I stammered, “Um, I mean . . .” I lost my verbal abilities because I was at eye level with his nipples. This was distracting.

I forced my eyes up to his face. “We have to take the photo,” I said. “We need to take it soon, because Kennedy’s deadline for the whole section is in a week and a half. He kind of jumped down my throat about it Friday.”

Brody raised his eyebrows at the idea of Kennedy scolding me. He’d been trying to flirt with me, and I’d ruined it by bringing up my boyfriend.

Exactly. “Setting up the picture is touchy when we’re both dating somebody,” I muddled through. “I’ve been taking photos in the courtyard at school because it’s convenient and the light is good, but anyone can look out of the classrooms and see us. I found that out the hard way when I took Tia and Will’s Biggest Flirts photo and there was a big fight and a fallout. Also, I don’t have an inspiration for how we’d pose. Do you?”

“I was planning to do what you told me.”

“Oh,
really
?” I exclaimed, stressing my excitement. This was my only success at flirting for our entire conversation. And when his mouth curled into a sly smile, my heart sped up.

“Here’s a thought,” I ventured. “I know the football team
is practicing a lot, but if we could figure out a time . . .” I sounded like I was trying to get out of our meeting before I even proposed it.

He watched me like he was thinking the same thing.

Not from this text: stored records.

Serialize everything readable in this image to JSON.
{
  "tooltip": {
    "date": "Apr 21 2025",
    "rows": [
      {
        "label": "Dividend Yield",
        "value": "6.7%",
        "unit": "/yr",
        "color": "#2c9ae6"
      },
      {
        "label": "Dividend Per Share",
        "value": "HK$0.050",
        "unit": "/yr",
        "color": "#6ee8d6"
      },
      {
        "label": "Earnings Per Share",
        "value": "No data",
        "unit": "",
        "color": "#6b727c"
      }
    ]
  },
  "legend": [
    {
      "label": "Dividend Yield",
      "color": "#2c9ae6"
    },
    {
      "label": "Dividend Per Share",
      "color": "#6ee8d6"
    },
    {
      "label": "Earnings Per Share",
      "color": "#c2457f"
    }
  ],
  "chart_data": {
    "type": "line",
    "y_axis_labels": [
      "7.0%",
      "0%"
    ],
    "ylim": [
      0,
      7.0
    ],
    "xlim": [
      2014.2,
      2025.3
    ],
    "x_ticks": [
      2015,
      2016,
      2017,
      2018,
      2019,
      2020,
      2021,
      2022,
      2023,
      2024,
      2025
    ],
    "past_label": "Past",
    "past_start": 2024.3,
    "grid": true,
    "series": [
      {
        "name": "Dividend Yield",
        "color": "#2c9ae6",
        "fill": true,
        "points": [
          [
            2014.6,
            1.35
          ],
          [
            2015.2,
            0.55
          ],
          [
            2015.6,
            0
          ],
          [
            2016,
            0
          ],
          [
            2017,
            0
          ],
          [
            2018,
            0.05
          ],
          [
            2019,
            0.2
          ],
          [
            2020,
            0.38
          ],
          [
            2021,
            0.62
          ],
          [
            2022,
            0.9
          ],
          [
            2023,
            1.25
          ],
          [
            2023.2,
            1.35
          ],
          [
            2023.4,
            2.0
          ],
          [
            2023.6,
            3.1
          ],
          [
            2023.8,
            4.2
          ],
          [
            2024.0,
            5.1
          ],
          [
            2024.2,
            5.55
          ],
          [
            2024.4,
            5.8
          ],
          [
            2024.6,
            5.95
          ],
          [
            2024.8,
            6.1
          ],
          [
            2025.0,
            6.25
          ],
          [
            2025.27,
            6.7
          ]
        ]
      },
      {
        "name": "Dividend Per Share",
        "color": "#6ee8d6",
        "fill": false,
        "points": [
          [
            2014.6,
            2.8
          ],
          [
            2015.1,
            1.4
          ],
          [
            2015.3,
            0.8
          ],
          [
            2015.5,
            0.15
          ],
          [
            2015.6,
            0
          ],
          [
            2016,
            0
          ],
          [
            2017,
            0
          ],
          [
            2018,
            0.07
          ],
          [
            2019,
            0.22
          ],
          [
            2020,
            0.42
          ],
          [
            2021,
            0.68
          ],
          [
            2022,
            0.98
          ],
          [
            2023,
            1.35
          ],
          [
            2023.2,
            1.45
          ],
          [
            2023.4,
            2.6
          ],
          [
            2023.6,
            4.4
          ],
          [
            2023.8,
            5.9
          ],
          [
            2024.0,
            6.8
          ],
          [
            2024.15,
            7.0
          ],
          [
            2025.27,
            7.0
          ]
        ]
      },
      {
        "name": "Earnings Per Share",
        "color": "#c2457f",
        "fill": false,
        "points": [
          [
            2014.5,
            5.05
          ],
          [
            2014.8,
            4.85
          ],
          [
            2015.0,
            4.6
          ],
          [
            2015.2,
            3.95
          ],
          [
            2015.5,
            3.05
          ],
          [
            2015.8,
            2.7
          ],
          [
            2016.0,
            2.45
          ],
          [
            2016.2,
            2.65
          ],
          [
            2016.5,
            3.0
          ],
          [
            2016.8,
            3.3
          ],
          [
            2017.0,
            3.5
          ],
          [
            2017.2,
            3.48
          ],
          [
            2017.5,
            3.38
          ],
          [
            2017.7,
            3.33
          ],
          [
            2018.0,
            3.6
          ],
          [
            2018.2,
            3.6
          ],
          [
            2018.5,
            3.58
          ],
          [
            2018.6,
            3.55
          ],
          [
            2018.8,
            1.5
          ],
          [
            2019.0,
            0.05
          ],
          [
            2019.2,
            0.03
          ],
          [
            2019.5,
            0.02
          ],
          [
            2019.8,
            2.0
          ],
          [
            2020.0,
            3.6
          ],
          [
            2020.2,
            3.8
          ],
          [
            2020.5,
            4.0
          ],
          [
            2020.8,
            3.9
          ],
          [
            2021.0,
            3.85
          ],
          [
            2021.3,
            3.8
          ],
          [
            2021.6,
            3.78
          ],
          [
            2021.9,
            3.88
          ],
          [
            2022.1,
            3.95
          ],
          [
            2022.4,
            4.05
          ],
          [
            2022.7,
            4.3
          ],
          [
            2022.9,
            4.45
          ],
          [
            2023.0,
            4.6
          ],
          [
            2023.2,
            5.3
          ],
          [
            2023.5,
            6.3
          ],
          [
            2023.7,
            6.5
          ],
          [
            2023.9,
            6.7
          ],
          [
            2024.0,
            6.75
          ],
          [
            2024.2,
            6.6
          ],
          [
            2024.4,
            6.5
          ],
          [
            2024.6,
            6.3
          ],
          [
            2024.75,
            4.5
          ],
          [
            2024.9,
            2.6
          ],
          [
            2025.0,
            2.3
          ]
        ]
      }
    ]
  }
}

I made myself continue, “. . . we could go on a date and take a picture of ourselves. It would be ironic, see, that we’re the Perfect Couple That Never Was, except we
would
be a couple for the photo. It will be hilarious to, like, the five or six of our friends who would actually give a shit.”

He laughed so hard that he took a step back. The space between us was wide enough that a couple of little kids dashed through, chasing each other.

Laughing uneasily along with Brody, I said, “Well, I didn’t think it was
that
funny. Maybe seven or eight friends.”

He stepped toward me again. “No, it’s just funny to hear you say ‘
shit
.’ ”

“Oh.” Tia had told me this before. I was so prim and proper, apparently, that a curse coming out of my mouth was as charming as a potty-mouthed toddler on a viral video. I felt myself blush as I always did when people said that kind of thing to me, like I wasn’t a real person but a wholesome caricature.

Not knowing or caring that he was poking me in the tender parts of my psyche, Brody said, “I like this idea. Would we be going on a real date, or a fake date just for the photo?”

Well, of
course
it would be a fake date, and of
course
he knew this. We were both in other relationships. But the very idea of us going on a real date was so deliciously outrageous that I heard myself saying, “Whatever.”

“I’ll be at the beach with some friends this afternoon.” He nodded toward the curb where Sawyer had sat, as if his friends were standing there, but I didn’t see anyone I knew.